Jarvis Cocker, the charismatic former front man of Pulp, is one of Britain's best-loved musicians and cultural icons - and the subject of The South Bank Show.
Melvyn Bragg meets him in Paris to talk about song-writing, politics, his ambivalent attitude towards fame and what he likes about his new life in France.
Jarvis formed Pulp while still at school in Sheffield in the late 1970s. As an awkward teenager he felt that pop music did not adequately inform him about the disappointments of growing up, and wanted to write songs that included "the bits which other pop songs had edited out".
It took Jarvis more than a decade to find success with Pulp who went on to become one of the most popular bands of the 1990s, with hits including Do you Remember the First Time and Common People.
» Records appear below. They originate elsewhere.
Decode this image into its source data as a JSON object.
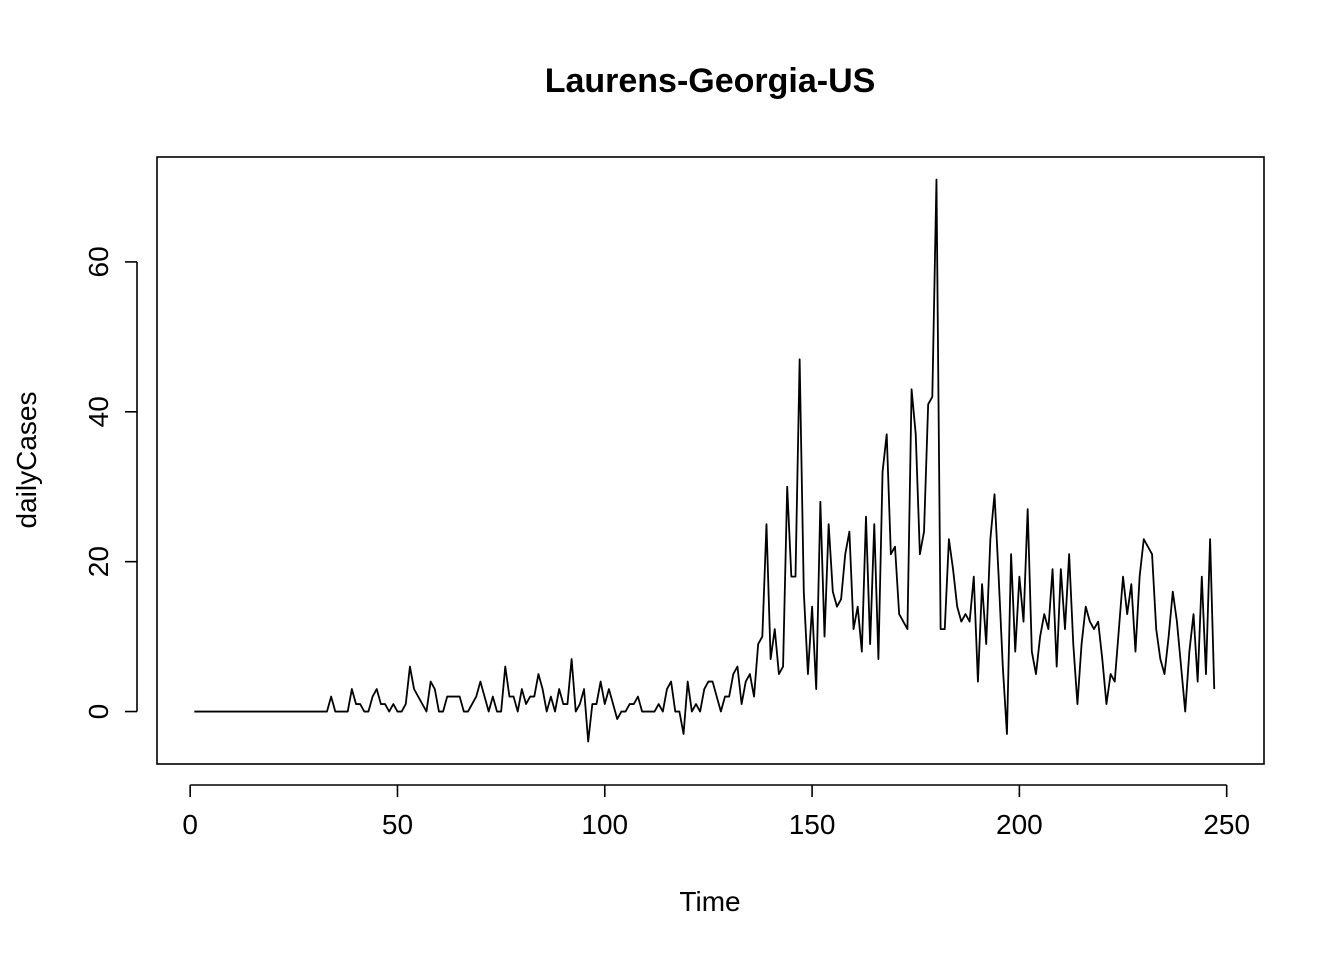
{
  "chart_data": {
    "type": "line",
    "title": "Laurens-Georgia-US",
    "xlabel": "Time",
    "ylabel": "dailyCases",
    "xlim": [
      -8,
      259
    ],
    "ylim": [
      -7,
      74
    ],
    "x_ticks": [
      0,
      50,
      100,
      150,
      200,
      250
    ],
    "y_ticks": [
      0,
      20,
      40,
      60
    ],
    "x_tick_labels": [
      "0",
      "50",
      "100",
      "150",
      "200",
      "250"
    ],
    "y_tick_labels": [
      "0",
      "20",
      "40",
      "60"
    ],
    "grid": false,
    "line_color": "#000000",
    "series": [
      {
        "x_start": 1,
        "values": [
          0,
          0,
          0,
          0,
          0,
          0,
          0,
          0,
          0,
          0,
          0,
          0,
          0,
          0,
          0,
          0,
          0,
          0,
          0,
          0,
          0,
          0,
          0,
          0,
          0,
          0,
          0,
          0,
          0,
          0,
          0,
          0,
          0,
          2,
          0,
          0,
          0,
          0,
          3,
          1,
          1,
          0,
          0,
          2,
          3,
          1,
          1,
          0,
          1,
          0,
          0,
          1,
          6,
          3,
          2,
          1,
          0,
          4,
          3,
          0,
          0,
          2,
          2,
          2,
          2,
          0,
          0,
          1,
          2,
          4,
          2,
          0,
          2,
          0,
          0,
          6,
          2,
          2,
          0,
          3,
          1,
          2,
          2,
          5,
          3,
          0,
          2,
          0,
          3,
          1,
          1,
          7,
          0,
          1,
          3,
          -4,
          1,
          1,
          4,
          1,
          3,
          1,
          -1,
          0,
          0,
          1,
          1,
          2,
          0,
          0,
          0,
          0,
          1,
          0,
          3,
          4,
          0,
          0,
          -3,
          4,
          0,
          1,
          0,
          3,
          4,
          4,
          2,
          0,
          2,
          2,
          5,
          6,
          1,
          4,
          5,
          2,
          9,
          10,
          25,
          7,
          11,
          5,
          6,
          30,
          18,
          18,
          47,
          16,
          5,
          14,
          3,
          28,
          10,
          25,
          16,
          14,
          15,
          21,
          24,
          11,
          14,
          8,
          26,
          9,
          25,
          7,
          32,
          37,
          21,
          22,
          13,
          12,
          11,
          43,
          37,
          21,
          24,
          41,
          42,
          71,
          11,
          11,
          23,
          19,
          14,
          12,
          13,
          12,
          18,
          4,
          17,
          9,
          23,
          29,
          18,
          6,
          -3,
          21,
          8,
          18,
          12,
          27,
          8,
          5,
          10,
          13,
          11,
          19,
          6,
          19,
          11,
          21,
          9,
          1,
          9,
          14,
          12,
          11,
          12,
          7,
          1,
          5,
          4,
          11,
          18,
          13,
          17,
          8,
          18,
          23,
          22,
          21,
          11,
          7,
          5,
          10,
          16,
          12,
          6,
          0,
          8,
          13,
          4,
          18,
          5,
          23,
          3
        ]
      }
    ]
  }
}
Although Pulp have never officially disbanded, Jarvis moved to Paris four years ago with his family, taking a break from the band and the spotlight.
Last year he re-emerged, releasing his first solo album, Jarvis, for which he received a Brit Award nomination for Best Solo Male.
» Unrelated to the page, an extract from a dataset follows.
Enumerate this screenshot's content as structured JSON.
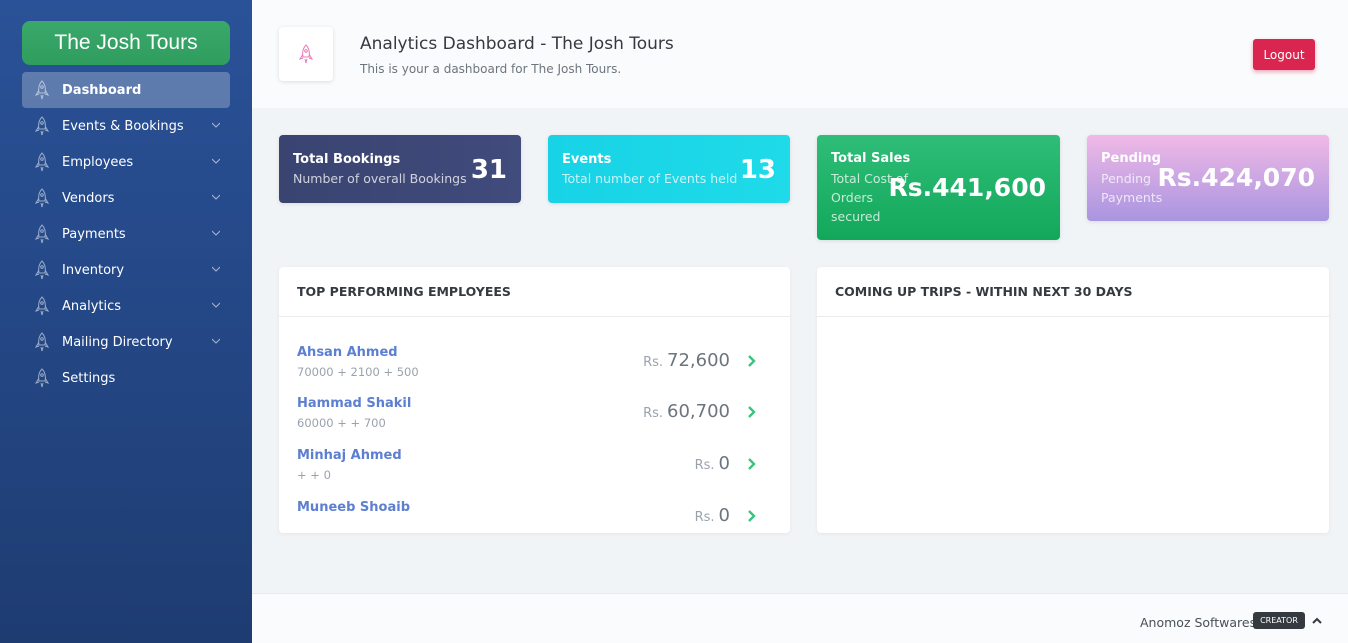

The South Bank Show filmed Jarvis' recent concert of new material at The Roundhouse in Camden. Jarvis takes The South Bank Show on a tour of some of his favourite places in Paris.
He also returns to Castle Market in Sheffield, where he worked as a teenager on a crab stall, "probably the only proper job I've had in my life". The musician Scott Walker also gives a rare interview about Jarvis as a songwriter.